I went to the back door and peered through the glass panel. Torrents of white water streamed down the driveway from the garage to the street. Waiting to capsize me and Rosalee’s alleged bike.

This had to be a test. God tested his followers, didn’t he? Cruel tests of faith and devotion? Rosalee wanted to see how far she could push me, see if she could make me snap before I won the bet.

“Here.”

Rosalee stood behind me, holding out a shiny black raincoat and a pair of galoshes.

“I don’t wear black.”

“You’re the one don’t wanna catch pneumonia.” She shoved the rain gear at me. “
Take
’em.”

I took ’em.

“You need lunch money too.” She tucked a five-dollar bill into my dress strap—like I was a stripper!—and shoved notebooks, pencils, and pens into my pack. When she was done, she zipped up the pack and turned to me. “Put on the raincoat!”

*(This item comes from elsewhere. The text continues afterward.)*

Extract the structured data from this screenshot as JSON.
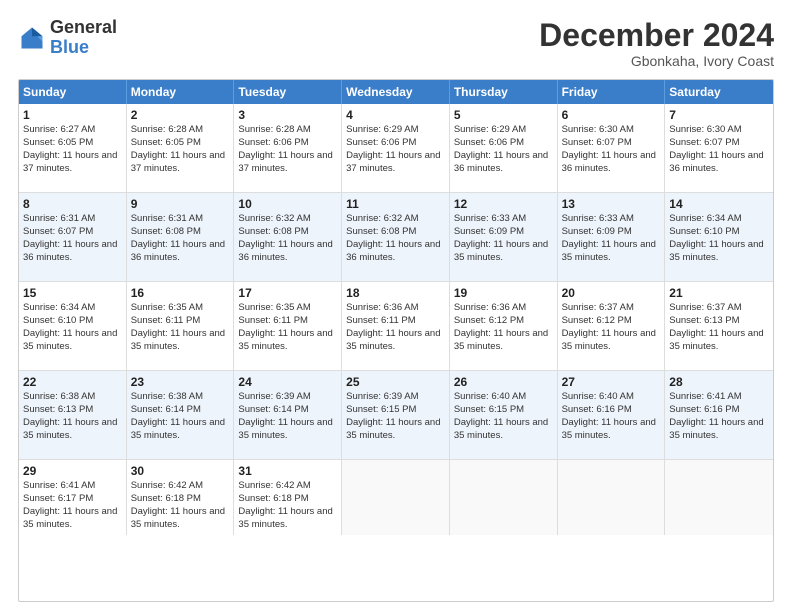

I did, feeling drunk on the attention.

“Galoshes too.”

Even when a mother’s child bashed someone on the head, that mother still wanted her child to be protected against the rain. This was what I’d been missing all my life, this motherly concern.

She gave me the pack, then shooed me out the back door. I stepped out into an almost cool breeze. Thunderclouds had hijacked the whole of the sky; heavy rain obscured the morning air like fog.

“Do you want me to be home by a certain time?” I asked as Rosalee peeked her head out the door to watch the sky.

“I don’t care if you ever come back,” she said, her voice almost lost beneath the thunderous rain. “I hope to God you don’t.”

Rosalee slammed the door and locked me out in the storm.

Chapter Four

I’d arrived at the school so early, I hadn’t expected to see any kids, but they swarmed the pale blue corridors—every single one dressed in black, as though a goth had written the dress code.

Country goths? Whoever heard of such a thing?

The kids at Portero High weren’t as diverse as they’d been at my old school but were more diverse than I’d expected. A peppering of brown, black, and even yellow spiced up the sea of white faces. But no matter the color, the expression on each face was the same: watchful.

They silenced as I went squeaking by in Rosalee’s horrid galoshes—and didn’t I feel ridiculous, like a clown squeezing a
stupid, oversize horn at a funeral—so I made a point to smile and wave at everyone I passed.

No one smiled or waved back.

But I refused to let it shake me. I had plenty of time to make friends.

I found the administration office almost right away, but when I stepped inside, I had to resist the urge to step right back out. The feeling that I’d walked into someone’s funeral intensified.

Behind the huge counter bisecting the office, a huddle of black-clad people stood weeping around a life-size glass statue. The man’s arms were outstretched, his see-through palms flat against a long stretch of window that wasn’t nearly as crystal clear as he was. Numerous bloodlike, gelatinous stains pinwheeled hypnotically at either end of the long window, like two giants outside the school had blown their brains out against the glass. But even as I watched, the stains vanished from the window, as though the rain were washing them away.

I decided to ignore the stains—probably all in my head anyway, no thanks to my stupid, useless medication—and concentrate on the statue, which made me feel somewhat at home.
During ski holidays in Finland, Poppa and I had often stayed at a hotel made wholly of snow and full of whimsical ice sculptures similar to the glass statue—a charming absurdity no one here seemed to appreciate.

“How could he have forgotten his earplugs?” said one of the weepers, a short, round woman with mascara trails on her cheeks. “It’s such a transy move.”

The trio of office workers petted the statue as they sobbed, stroking it as if to console it. The uselessness of the gesture reminded me of how I’d held on to Poppa’s hand all night after he’d died, as though my touch had made him less afraid to be dead.